Turning acorns, walnuts, wild rice, and other autumn staples into food requires time, tools, and expertise. For weekend foragers used to picking berries and greens, this labor can make autumn foraging seem daunting. But there are wild foods that can be enjoyed in autumn without so much practice or equipment. Our local viburnums provide some excellent examples.
The viburnums are a genus of thornless woody shrubs with simple, opposite, deciduous leaves that inhabit the moist woods of the Northeast. Not all species in this diverse group produce edible fruit, but several species in our region do.
To find wild raisin (Viburnum nudum var. cassinoides), search swamps and bogs for a tall shrub with rugged-looking, leathery, opposite leaves that bear clusters of small, snow-white, four-petaled flowers in June. Then watch those flowers develop into juicy-looking shiny, red berries through the summer.
But don’t get excited yet. Those delicious-looking red berries aren’t edible. Despite their appearance, they aren’t ripe. Be patient, and wait through September until the berries turn black and become wrinkled. The leaves will turn brownish-purple and begin to fall . . . and also stink. Wild raisins and other viburnums are renowned for an odor reminiscent of sweaty socks that graces autumn wetlands.
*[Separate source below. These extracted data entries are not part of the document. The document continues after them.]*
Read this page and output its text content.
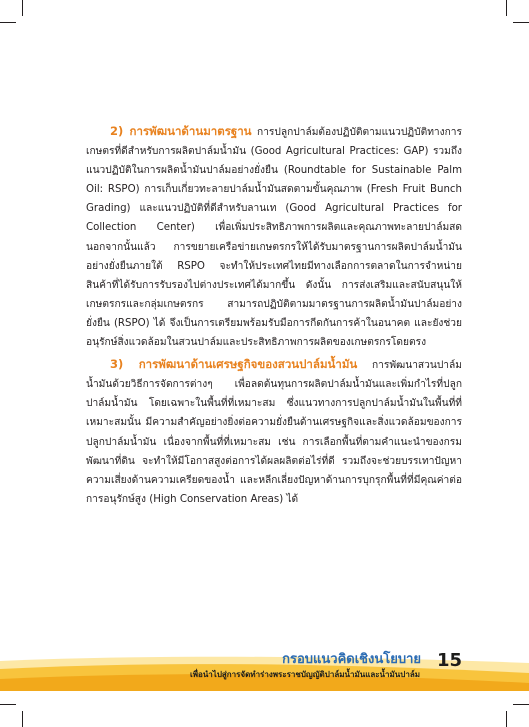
2) การพัฒนาด้านมาตรฐาน การปลูกปาล์มต้องปฏิบัติตามแนวปฏิบัติทางการเกษตรที่ดีสำหรับการผลิตปาล์มน้ำมัน (Good Agricultural Practices: GAP) รวมถึงแนวปฏิบัติในการผลิตน้ำมันปาล์มอย่างยั่งยืน (Roundtable for Sustainable Palm Oil: RSPO) การเก็บเกี่ยวทะลายปาล์มน้ำมันสดตามขั้นคุณภาพ (Fresh Fruit Bunch Grading) และแนวปฏิบัติที่ดีสำหรับลานเท (Good Agricultural Practices for Collection Center) เพื่อเพิ่มประสิทธิภาพการผลิตและคุณภาพทะลายปาล์มสด นอกจากนั้นแล้ว การขยายเครือข่ายเกษตรกรให้ได้รับมาตรฐานการผลิตปาล์มน้ำมันอย่างยั่งยืนภายใต้ RSPO จะทำให้ประเทศไทยมีทางเลือกการตลาดในการจำหน่ายสินค้าที่ได้รับการรับรองไปต่างประเทศได้มากขึ้น ดังนั้น การส่งเสริมและสนับสนุนให้เกษตรกรและกลุ่มเกษตรกร สามารถปฏิบัติตามมาตรฐานการผลิตน้ำมันปาล์มอย่างยั่งยืน (RSPO) ได้ จึงเป็นการเตรียมพร้อมรับมือการกีดกันการค้าในอนาคต และยังช่วยอนุรักษ์สิ่งแวดล้อมในสวนปาล์มและประสิทธิภาพการผลิตของเกษตรกรโดยตรง

3) การพัฒนาด้านเศรษฐกิจของสวนปาล์มน้ำมัน การพัฒนาสวนปาล์มน้ำมันด้วยวิธีการจัดการต่างๆ เพื่อลดต้นทุนการผลิตปาล์มน้ำมันและเพิ่มกำไรที่ปลูกปาล์มน้ำมัน โดยเฉพาะในพื้นที่ที่เหมาะสม ซึ่งแนวทางการปลูกปาล์มน้ำมันในพื้นที่ที่เหมาะสมนั้น มีความสำคัญอย่างยิ่งต่อความยั่งยืนด้านเศรษฐกิจและสิ่งแวดล้อมของการปลูกปาล์มน้ำมัน เนื่องจากพื้นที่ที่เหมาะสม เช่น การเลือกพื้นที่ตามคำแนะนำของกรมพัฒนาที่ดิน จะทำให้มีโอกาสสูงต่อการได้ผลผลิตต่อไร่ที่ดี รวมถึงจะช่วยบรรเทาปัญหาความเสี่ยงด้านความเครียดของน้ำ และหลีกเลี่ยงปัญหาด้านการบุกรุกพื้นที่ที่มีคุณค่าต่อการอนุรักษ์สูง (High Conservation Areas) ได้

กรอบแนวคิดเชิงนโยบาย
เพื่อนำไปสู่การจัดทำร่างพระราชบัญญัติปาล์มน้ำมันและน้ำมันปาล์ม
15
As unappealing as this may seem, the withered fruits of this stinking bush make a remarkably tasty food. They are good raw, but if you can gather enough of them, cooking enhances their flavor. Personally, I think they taste more like prunes than raisins. Each wild raisin contains a single, large seed, but the seeds are soft so I don’t bother removing them.
There is plant-to-plant variability, and it’s not uncommon to find wild raisin fruits that look mature early in summer, but their flavor is far inferior. It’s better to wait and harvest them in the fall.
Nannyberry (V. lentago) is a closely related, similar-looking species that grows in the same habitats. It can be told from wild raisin by its long-pointed leaf-tips and finely and sharply toothed leaf margins. (Wild raisin’s leaves are variably wavy, entire, or bluntly toothed.) Nannyberry’s berries are bigger and they house a bigger and harder seed. Unlike with wild raisins, these seeds must be removed.
A third species, hobblebush (V. alnifolium), also grows in moist woods and has bigger, less waxy, heart-shaped leaves. It’s a low-growing, scraggly shrub. Its odd, scaleless buds are distinctive, and its flowers are much larger than those of either nannyberry or wild raisin. Despite their differences, the resemblance of these three close relatives to each other is clear, and their fruits can be enjoyed in much the same way.
The texture of viburnum fruits is more date-like than berry-like. This may be why the berries keep so well. They last for weeks on the bush or in the refrigerator. It may also be why some foragers consider them poor candidates for jams and jellies and opt instead to mash them into a thick puree.
Leaching acorns, cracking nuts, milling seeds, and digging roots, can make autumn a busy season for the forager preparing for winter. But amidst the bustle, viburnum fruits remind us to pause and enjoy the sweetness of the season.